ABC News's pseudo-blog The Note takes a look at Bush's odds of getting his proposed budget through Congress, and calls attention to the fact that some of the areas Bush has earmarked for cuts -- farm subsidies, for example -- are traditional Republican favorites. With Social Security reform also on his agenda, it's starting to look like Bush is paying more attention to domestic policy, and he's prepared to shake things up just as much as he did overseas.


Anonymous said...

"Overall, he would cut non-security domestic spending — excluding automatically paid benefits like Medicare — by nearly 1 percent next year." Horrors! ONE WHOLE PERCENT? Storm the Capital!

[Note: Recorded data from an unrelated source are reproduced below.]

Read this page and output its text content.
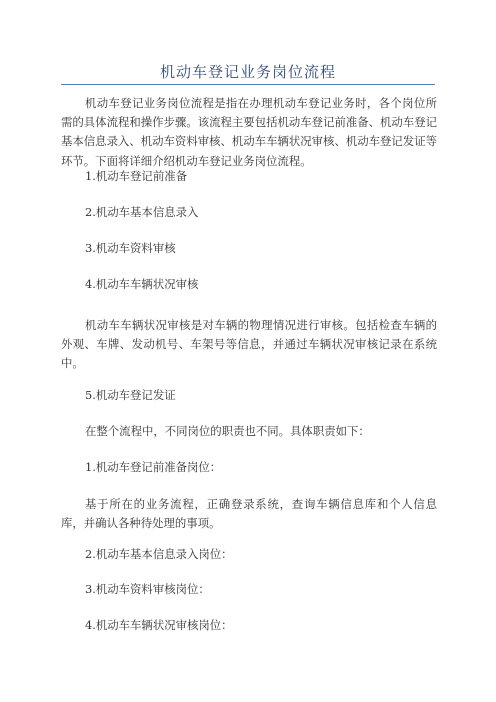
机动车登记业务岗位流程

机动车登记业务岗位流程是指在办理机动车登记业务时，各个岗位所需的具体流程和操作步骤。该流程主要包括机动车登记前准备、机动车登记基本信息录入、机动车资料审核、机动车车辆状况审核、机动车登记发证等环节。下面将详细介绍机动车登记业务岗位流程。

1.机动车登记前准备

2.机动车基本信息录入

3.机动车资料审核

4.机动车车辆状况审核

机动车车辆状况审核是对车辆的物理情况进行审核。包括检查车辆的外观、车牌、发动机号、车架号等信息，并通过车辆状况审核记录在系统中。

5.机动车登记发证

在整个流程中，不同岗位的职责也不同。具体职责如下：

1.机动车登记前准备岗位：

基于所在的业务流程，正确登录系统，查询车辆信息库和个人信息库，并确认各种待处理的事项。

2.机动车基本信息录入岗位：

3.机动车资料审核岗位：

4.机动车车辆状况审核岗位：
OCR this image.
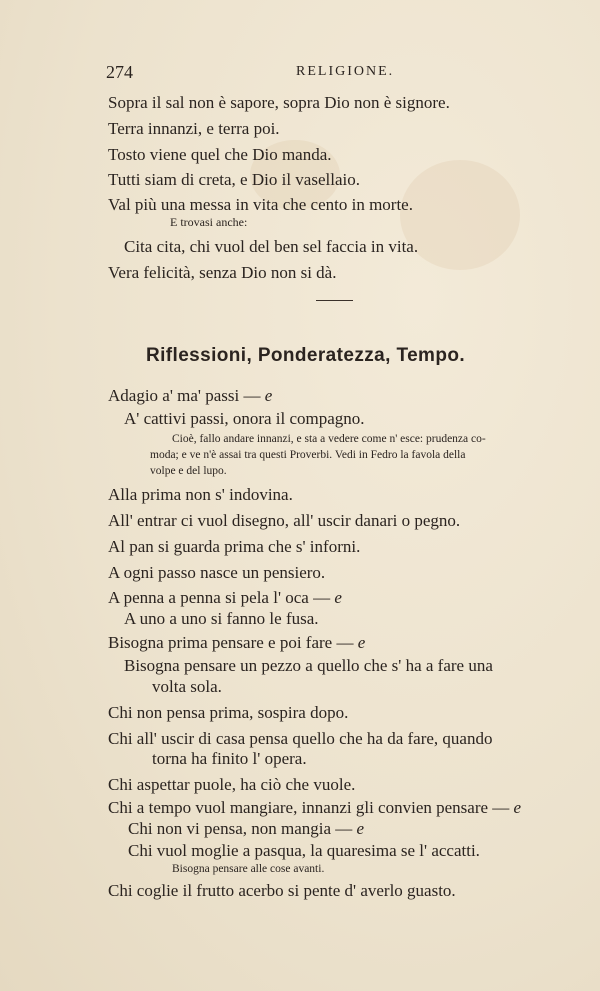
274	RELIGIONE.
Sopra il sal non è sapore, sopra Dio non è signore.
Terra innanzi, e terra poi.
Tosto viene quel che Dio manda.
Tutti siam di creta, e Dio il vasellaio.
Val più una messa in vita che cento in morte.
E trovasi anche:
Cita cita, chi vuol del ben sel faccia in vita.
Vera felicità, senza Dio non si dà.
Riflessioni, Ponderatezza, Tempo.
Adagio a' ma' passi — e
A' cattivi passi, onora il compagno.
Cioè, fallo andare innanzi, e sta a vedere come n' esce: prudenza co-
moda; e ve n'è assai tra questi Proverbi. Vedi in Fedro la favola della
volpe e del lupo.
Alla prima non s' indovina.
All' entrar ci vuol disegno, all' uscir danari o pegno.
Al pan si guarda prima che s' inforni.
A ogni passo nasce un pensiero.
A penna a penna si pela l' oca — e
A uno a uno si fanno le fusa.
Bisogna prima pensare e poi fare — e
Bisogna pensare un pezzo a quello che s' ha a fare una
volta sola.
Chi non pensa prima, sospira dopo.
Chi all' uscir di casa pensa quello che ha da fare, quando
torna ha finito l' opera.
Chi aspettar puole, ha ciò che vuole.
Chi a tempo vuol mangiare, innanzi gli convien pensare — e
Chi non vi pensa, non mangia — e
Chi vuol moglie a pasqua, la quaresima se l' accatti.
Bisogna pensare alle cose avanti.
Chi coglie il frutto acerbo si pente d' averlo guasto.
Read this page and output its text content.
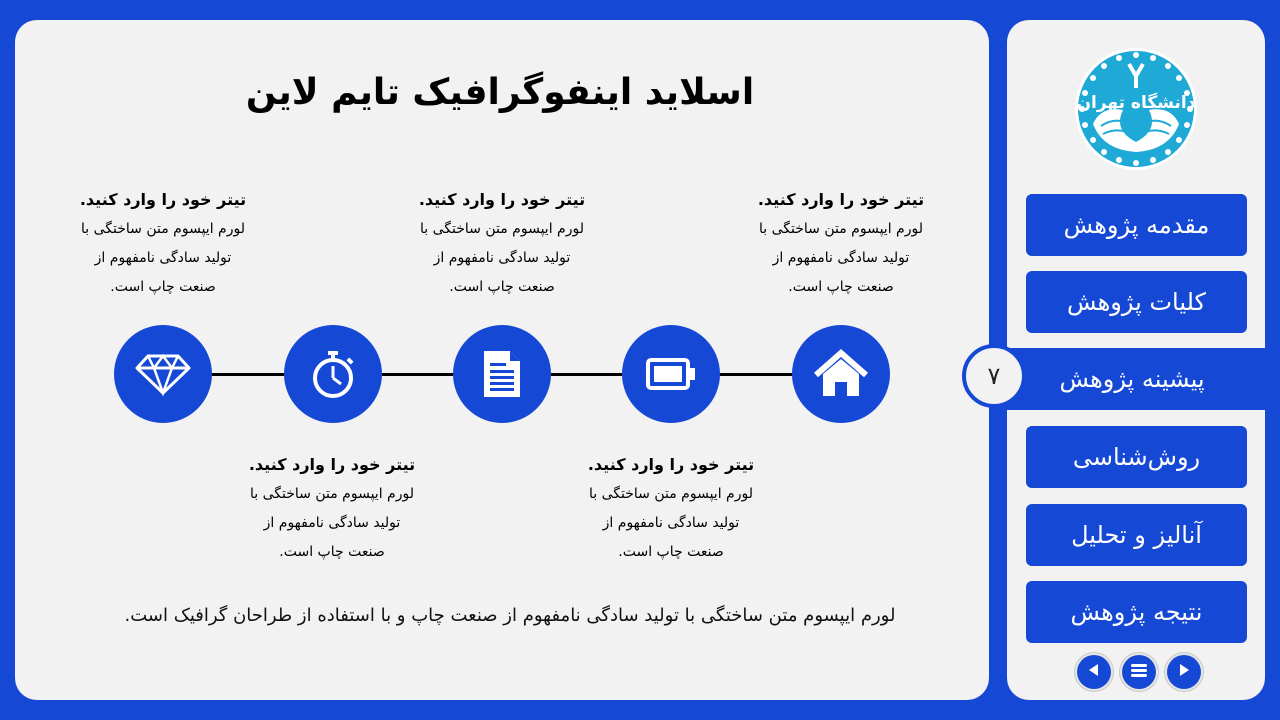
اسلاید اینفوگرافیک تایم لاین
تیتر خود را وارد کنید.
لورم ایپسوم متن ساختگی با تولید سادگی نامفهوم از صنعت چاپ است.
تیتر خود را وارد کنید.
لورم ایپسوم متن ساختگی با تولید سادگی نامفهوم از صنعت چاپ است.
تیتر خود را وارد کنید.
لورم ایپسوم متن ساختگی با تولید سادگی نامفهوم از صنعت چاپ است.
تیتر خود را وارد کنید.
لورم ایپسوم متن ساختگی با تولید سادگی نامفهوم از صنعت چاپ است.
تیتر خود را وارد کنید.
لورم ایپسوم متن ساختگی با تولید سادگی نامفهوم از صنعت چاپ است.
لورم ایپسوم متن ساختگی با تولید سادگی نامفهوم از صنعت چاپ و با استفاده از طراحان گرافیک است.
دانشگاه تهران
مقدمه پژوهش
کلیات پژوهش
پیشینه پژوهش
۷
روش‌شناسی
آنالیز و تحلیل
نتیجه پژوهش
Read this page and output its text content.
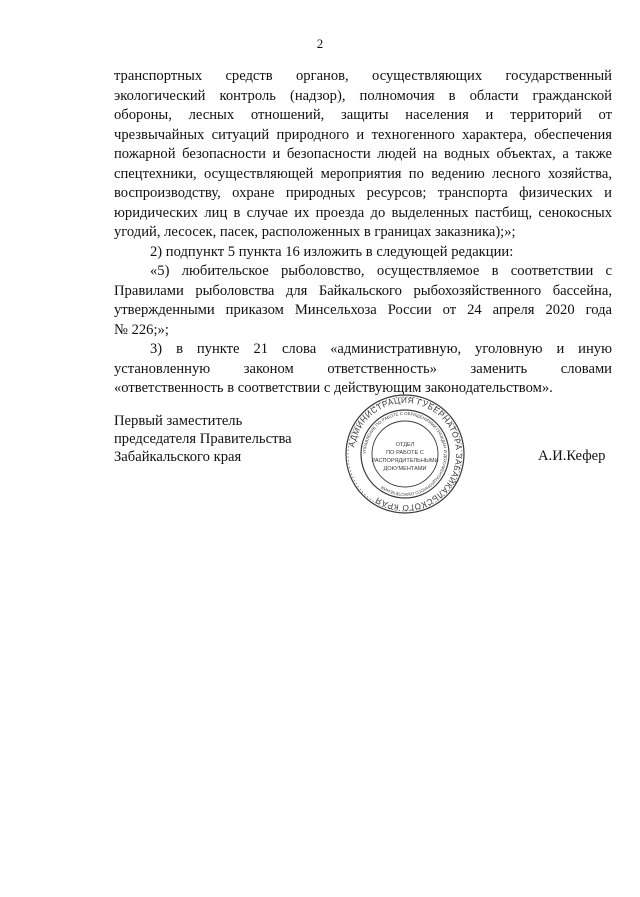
2
транспортных средств органов, осуществляющих государственный
экологический контроль (надзор), полномочия в области гражданской
обороны, лесных отношений, защиты населения и территорий от
чрезвычайных ситуаций природного и техногенного характера, обеспечения
пожарной безопасности и безопасности людей на водных объектах, а также
спецтехники, осуществляющей мероприятия по ведению лесного хозяйства,
воспроизводству, охране природных ресурсов; транспорта физических и
юридических лиц в случае их проезда до выделенных пастбищ, сенокосных
угодий, лесосек, пасек, расположенных в границах заказника);»;
2) подпункт 5 пункта 16 изложить в следующей редакции:
«5) любительское рыболовство, осуществляемое в соответствии с
Правилами рыболовства для Байкальского рыбохозяйственного бассейна,
утвержденными приказом Минсельхоза России от 24 апреля 2020 года
№ 226;»;
3) в пункте 21 слова «административную, уголовную и иную
установленную законом ответственность» заменить словами
«ответственность в соответствии с действующим законодательством».
Первый заместитель
председателя Правительства
Забайкальского края	А.И.Кефер
АДМИНИСТРАЦИЯ ГУБЕРНАТОРА ЗАБАЙКАЛЬСКОГО КРАЯ
УПРАВЛЕНИЕ ПО РАБОТЕ С ОБРАЩЕНИЯМИ ГРАЖДАН И ДОКУМЕНТАЦИОННОГО ОБЕСПЕЧЕНИЯ
ОТДЕЛ
ПО РАБОТЕ С
РАСПОРЯДИТЕЛЬНЫМИ
ДОКУМЕНТАМИ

Honestly. I think journos and politicos got used to the President giving money away like it was going out of style. This was his tack during his first term, and while I wasn't wild about it, I recogognized that the President needed to throw a little domestic spending around in order to get Congress to fall in line re: the war against terrorism. During the election, I believed that , should he be relected, Bush was unlikely to be so generous the second time around. The increase in Republican seats in both Houses has ensured that we are likely to see a return to a more frugal, less 'spendthrift' administration, one that we would have seen last term were it not for 9/11.

And I agree wholeheartedly that things like anti-drug programs in the schools should be handled on a state and local basis. Perhaps then they will be judged by the result, rather than the intent. 

Posted by Sharon

Anonymous said...

We'll see what happens. For many things I am pretty optimistic, but the government actually spending less isn't one of them. Pork is an issue with bi-partisan popularity.

It would be great to see some farm subsidies go away though.